We scheduled the epidural with a friendly girl who seemed to be about 16 years old and headed home to wait for the epidural guy's office to call and confirm. And I got to thinking about how I was taking a chance on a procedure that at best would delay the inevitable and might not help at all. Why go through THIS stuff if I'm still likely to have to do surgery at a later date? I talked it over with Kat and decided to cancel the shot and go for the slicing.
About 10 days later I'm back in the neurosurgeon's office, alone this time since Kat had to work, while he goes over the procedure.

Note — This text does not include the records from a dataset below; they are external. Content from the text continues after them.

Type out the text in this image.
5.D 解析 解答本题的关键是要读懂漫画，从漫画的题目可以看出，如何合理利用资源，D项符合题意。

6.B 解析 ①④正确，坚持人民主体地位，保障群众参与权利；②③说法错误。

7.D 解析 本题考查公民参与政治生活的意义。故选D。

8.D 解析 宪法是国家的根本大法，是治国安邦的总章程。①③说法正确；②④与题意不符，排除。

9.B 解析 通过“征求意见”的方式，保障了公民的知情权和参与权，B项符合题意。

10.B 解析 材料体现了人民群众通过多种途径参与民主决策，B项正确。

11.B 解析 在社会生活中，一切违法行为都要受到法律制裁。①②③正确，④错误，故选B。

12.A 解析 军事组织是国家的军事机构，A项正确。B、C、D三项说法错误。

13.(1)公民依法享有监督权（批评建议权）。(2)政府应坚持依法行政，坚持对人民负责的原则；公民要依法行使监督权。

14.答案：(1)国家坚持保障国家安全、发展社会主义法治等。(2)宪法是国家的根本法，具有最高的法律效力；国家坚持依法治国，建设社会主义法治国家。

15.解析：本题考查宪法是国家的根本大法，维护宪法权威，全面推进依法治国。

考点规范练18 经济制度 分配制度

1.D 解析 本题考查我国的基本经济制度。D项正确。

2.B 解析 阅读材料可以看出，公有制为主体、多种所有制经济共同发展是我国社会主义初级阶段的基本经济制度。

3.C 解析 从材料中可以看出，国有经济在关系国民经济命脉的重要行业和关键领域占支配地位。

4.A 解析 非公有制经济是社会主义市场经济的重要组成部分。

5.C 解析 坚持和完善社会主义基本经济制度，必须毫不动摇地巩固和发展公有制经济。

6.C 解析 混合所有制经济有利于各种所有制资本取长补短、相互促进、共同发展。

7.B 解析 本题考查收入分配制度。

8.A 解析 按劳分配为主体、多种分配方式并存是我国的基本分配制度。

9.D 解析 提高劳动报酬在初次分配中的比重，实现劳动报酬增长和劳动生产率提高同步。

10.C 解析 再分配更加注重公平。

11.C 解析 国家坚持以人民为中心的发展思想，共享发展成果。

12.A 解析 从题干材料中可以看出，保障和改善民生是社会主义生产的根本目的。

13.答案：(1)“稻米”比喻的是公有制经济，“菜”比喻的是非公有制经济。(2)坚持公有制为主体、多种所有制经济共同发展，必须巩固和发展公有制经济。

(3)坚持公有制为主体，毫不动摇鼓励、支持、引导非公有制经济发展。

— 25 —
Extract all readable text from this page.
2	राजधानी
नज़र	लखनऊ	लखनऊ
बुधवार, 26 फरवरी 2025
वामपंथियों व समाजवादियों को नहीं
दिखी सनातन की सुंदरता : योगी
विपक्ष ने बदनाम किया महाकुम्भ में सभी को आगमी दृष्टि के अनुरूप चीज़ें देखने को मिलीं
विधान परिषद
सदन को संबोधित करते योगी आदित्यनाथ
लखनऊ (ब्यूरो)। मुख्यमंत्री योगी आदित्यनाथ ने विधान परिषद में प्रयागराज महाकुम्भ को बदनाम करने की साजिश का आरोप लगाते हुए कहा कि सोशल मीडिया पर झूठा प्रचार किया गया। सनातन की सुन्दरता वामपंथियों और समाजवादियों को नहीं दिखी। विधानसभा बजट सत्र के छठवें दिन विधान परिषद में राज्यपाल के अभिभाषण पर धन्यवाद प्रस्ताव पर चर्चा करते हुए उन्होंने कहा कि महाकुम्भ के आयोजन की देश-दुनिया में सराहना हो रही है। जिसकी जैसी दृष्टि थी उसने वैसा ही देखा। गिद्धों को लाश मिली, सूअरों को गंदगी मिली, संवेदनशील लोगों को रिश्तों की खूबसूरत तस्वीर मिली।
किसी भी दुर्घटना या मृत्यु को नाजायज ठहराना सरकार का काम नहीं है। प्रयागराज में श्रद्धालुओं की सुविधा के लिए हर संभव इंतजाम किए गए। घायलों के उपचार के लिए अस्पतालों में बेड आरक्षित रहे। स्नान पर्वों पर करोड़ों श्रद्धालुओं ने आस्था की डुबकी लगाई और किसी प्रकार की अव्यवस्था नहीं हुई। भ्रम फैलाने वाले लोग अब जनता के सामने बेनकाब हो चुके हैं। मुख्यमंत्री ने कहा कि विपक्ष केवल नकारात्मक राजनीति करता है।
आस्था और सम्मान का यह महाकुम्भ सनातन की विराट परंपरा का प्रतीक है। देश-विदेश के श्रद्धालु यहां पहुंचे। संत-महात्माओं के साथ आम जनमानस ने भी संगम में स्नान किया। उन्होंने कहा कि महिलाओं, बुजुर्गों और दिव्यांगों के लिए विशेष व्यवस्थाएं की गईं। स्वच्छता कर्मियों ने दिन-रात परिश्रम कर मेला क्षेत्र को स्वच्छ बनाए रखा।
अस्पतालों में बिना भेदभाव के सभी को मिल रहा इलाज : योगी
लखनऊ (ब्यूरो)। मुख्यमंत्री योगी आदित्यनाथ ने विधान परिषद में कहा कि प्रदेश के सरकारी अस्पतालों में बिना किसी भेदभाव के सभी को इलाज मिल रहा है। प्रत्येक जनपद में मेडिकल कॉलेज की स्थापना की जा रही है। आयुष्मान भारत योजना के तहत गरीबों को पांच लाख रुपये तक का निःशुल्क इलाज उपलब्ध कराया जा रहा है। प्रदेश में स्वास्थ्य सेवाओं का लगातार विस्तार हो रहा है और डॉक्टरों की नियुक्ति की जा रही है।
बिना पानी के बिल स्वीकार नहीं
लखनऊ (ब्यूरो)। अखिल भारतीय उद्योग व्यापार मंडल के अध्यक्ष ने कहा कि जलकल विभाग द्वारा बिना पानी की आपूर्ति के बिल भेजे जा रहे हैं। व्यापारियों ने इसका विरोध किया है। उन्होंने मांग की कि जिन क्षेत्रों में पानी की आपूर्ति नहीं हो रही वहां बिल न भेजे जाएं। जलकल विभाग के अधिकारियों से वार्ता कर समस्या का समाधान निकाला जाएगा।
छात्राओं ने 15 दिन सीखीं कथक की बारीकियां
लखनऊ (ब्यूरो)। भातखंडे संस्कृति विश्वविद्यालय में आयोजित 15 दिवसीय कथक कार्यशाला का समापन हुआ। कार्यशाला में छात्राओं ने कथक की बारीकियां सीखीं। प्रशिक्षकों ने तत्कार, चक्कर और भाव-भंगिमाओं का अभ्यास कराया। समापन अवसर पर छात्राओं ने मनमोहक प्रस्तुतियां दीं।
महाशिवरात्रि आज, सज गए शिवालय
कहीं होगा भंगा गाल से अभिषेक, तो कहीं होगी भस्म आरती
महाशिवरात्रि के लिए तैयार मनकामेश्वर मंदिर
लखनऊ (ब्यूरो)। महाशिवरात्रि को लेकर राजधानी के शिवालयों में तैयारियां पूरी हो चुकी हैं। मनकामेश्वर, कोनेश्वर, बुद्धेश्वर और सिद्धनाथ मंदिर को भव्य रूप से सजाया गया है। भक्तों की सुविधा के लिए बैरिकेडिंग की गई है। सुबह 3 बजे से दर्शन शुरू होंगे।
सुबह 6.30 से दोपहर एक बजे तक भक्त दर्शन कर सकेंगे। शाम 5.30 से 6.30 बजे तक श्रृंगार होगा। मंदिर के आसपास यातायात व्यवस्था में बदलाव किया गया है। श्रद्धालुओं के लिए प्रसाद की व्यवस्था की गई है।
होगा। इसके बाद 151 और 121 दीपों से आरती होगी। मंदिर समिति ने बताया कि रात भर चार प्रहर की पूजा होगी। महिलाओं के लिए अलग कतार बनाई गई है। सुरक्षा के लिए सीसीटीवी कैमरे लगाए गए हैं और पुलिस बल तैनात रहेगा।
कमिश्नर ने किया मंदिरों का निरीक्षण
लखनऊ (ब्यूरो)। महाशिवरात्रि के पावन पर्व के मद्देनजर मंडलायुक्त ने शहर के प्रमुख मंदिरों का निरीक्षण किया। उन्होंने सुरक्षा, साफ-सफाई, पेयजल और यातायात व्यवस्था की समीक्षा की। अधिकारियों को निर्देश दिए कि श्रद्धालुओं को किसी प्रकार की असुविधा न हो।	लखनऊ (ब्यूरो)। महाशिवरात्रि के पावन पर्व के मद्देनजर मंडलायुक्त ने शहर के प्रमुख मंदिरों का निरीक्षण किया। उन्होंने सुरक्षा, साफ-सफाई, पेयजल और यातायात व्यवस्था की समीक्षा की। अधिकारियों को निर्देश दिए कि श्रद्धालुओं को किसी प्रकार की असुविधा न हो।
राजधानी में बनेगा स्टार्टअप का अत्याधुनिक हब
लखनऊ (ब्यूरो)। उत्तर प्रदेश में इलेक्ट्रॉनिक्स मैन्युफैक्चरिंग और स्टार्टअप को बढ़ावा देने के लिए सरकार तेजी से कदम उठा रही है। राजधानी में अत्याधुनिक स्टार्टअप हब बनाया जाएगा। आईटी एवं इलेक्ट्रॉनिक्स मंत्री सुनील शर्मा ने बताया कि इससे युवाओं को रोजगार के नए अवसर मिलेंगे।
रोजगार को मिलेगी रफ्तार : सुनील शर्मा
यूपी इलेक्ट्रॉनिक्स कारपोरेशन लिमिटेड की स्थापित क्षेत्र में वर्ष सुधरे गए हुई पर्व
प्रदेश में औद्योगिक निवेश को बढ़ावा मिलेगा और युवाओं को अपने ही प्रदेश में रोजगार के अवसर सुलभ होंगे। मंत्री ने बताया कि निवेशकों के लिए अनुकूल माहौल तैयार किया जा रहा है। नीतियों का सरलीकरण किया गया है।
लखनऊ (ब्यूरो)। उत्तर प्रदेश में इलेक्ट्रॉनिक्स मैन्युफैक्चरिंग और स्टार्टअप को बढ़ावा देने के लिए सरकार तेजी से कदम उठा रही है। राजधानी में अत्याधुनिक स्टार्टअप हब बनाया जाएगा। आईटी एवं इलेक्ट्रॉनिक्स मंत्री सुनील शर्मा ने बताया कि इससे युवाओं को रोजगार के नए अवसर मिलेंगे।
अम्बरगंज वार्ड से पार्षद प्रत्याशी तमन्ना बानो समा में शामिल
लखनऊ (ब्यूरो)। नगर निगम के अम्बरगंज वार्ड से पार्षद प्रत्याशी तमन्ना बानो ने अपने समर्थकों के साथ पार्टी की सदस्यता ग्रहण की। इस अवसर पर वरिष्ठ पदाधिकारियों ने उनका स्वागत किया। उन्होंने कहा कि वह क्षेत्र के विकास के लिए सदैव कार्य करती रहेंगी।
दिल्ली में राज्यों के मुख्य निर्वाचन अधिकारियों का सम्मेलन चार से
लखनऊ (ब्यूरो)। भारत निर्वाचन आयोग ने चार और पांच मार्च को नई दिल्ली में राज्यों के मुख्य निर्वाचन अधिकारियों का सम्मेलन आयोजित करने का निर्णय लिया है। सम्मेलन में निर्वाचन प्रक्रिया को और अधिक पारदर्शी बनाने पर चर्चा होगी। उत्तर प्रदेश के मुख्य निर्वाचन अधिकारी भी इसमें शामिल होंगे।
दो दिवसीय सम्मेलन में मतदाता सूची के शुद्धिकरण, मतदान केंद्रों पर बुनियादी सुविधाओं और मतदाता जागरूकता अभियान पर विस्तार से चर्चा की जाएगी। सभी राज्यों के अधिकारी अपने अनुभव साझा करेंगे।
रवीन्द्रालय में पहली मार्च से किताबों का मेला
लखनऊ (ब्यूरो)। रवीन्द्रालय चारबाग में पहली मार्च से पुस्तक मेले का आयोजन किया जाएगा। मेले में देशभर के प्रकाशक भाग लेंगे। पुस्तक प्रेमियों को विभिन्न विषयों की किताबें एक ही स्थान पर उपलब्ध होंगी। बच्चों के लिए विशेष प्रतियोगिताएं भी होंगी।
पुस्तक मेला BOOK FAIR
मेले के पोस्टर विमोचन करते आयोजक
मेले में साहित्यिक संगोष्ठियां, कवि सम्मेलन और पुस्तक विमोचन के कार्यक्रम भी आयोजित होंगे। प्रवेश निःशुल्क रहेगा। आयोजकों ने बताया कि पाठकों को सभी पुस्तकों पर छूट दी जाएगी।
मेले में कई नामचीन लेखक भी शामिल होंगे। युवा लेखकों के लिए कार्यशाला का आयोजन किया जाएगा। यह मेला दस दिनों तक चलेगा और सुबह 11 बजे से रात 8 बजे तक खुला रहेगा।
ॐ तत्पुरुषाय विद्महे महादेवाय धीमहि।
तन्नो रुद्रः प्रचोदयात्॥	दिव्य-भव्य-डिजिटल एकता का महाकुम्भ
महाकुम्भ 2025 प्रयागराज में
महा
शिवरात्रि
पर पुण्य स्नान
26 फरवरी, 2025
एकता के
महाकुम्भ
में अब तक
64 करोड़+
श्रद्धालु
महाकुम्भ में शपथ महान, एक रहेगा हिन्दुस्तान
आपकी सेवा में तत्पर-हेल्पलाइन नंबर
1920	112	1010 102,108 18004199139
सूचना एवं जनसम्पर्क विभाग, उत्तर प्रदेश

He explained the whole bone cutting and disk scraping thing again, and assured me that it's a very routine procedure, one that he does several times a day, and he anticipated no complications.
But, of course, he had to tell me the complications. Just in case. So I couldn't sue later if I wake up crippled and claim he never warned me of the risk.
And oh, what risks! Death! Disability! Brain damage! Nerve damage! Meningitis! The list went on and on and on.
"I know you guys have to tell me this," I joked as I signed some waiver saying my estate wouldn't sue them if they turned me into a vegetable, "but it sucks to have to listen to it."
"Well just think of how you'd feel if we didn't warn you and something happened!" he offered.
"I'll be honest. If I wake up brain dead or maimed or something I'm gonna be pretty upset regardless of the warnings."
With the waivers signed and the surgery scheduled (I had to push the date back to work around Kat's vacation to Japan and my own sketch comedy shows), I got a folder full of junk to read, a handful of post-it notes with dates on which I had to come back and submit to more testing before the big day, and a constant, gnawing fear that I had just made a terrible decision that would lead to my untimely death.
"Alright Mr. Cleveland," the neurosurgeon shook my hand, "we'll talk more soon." He stood up to leave.
And as he walked through the door, he being the neurosurgeon who would be cutting into my spine, his stethoscope caught on the door handle and jerked him backward. He flailed for a solid 12 seconds before he backed up, untangled the tube from the handle, and exited swiftly without making eye contact.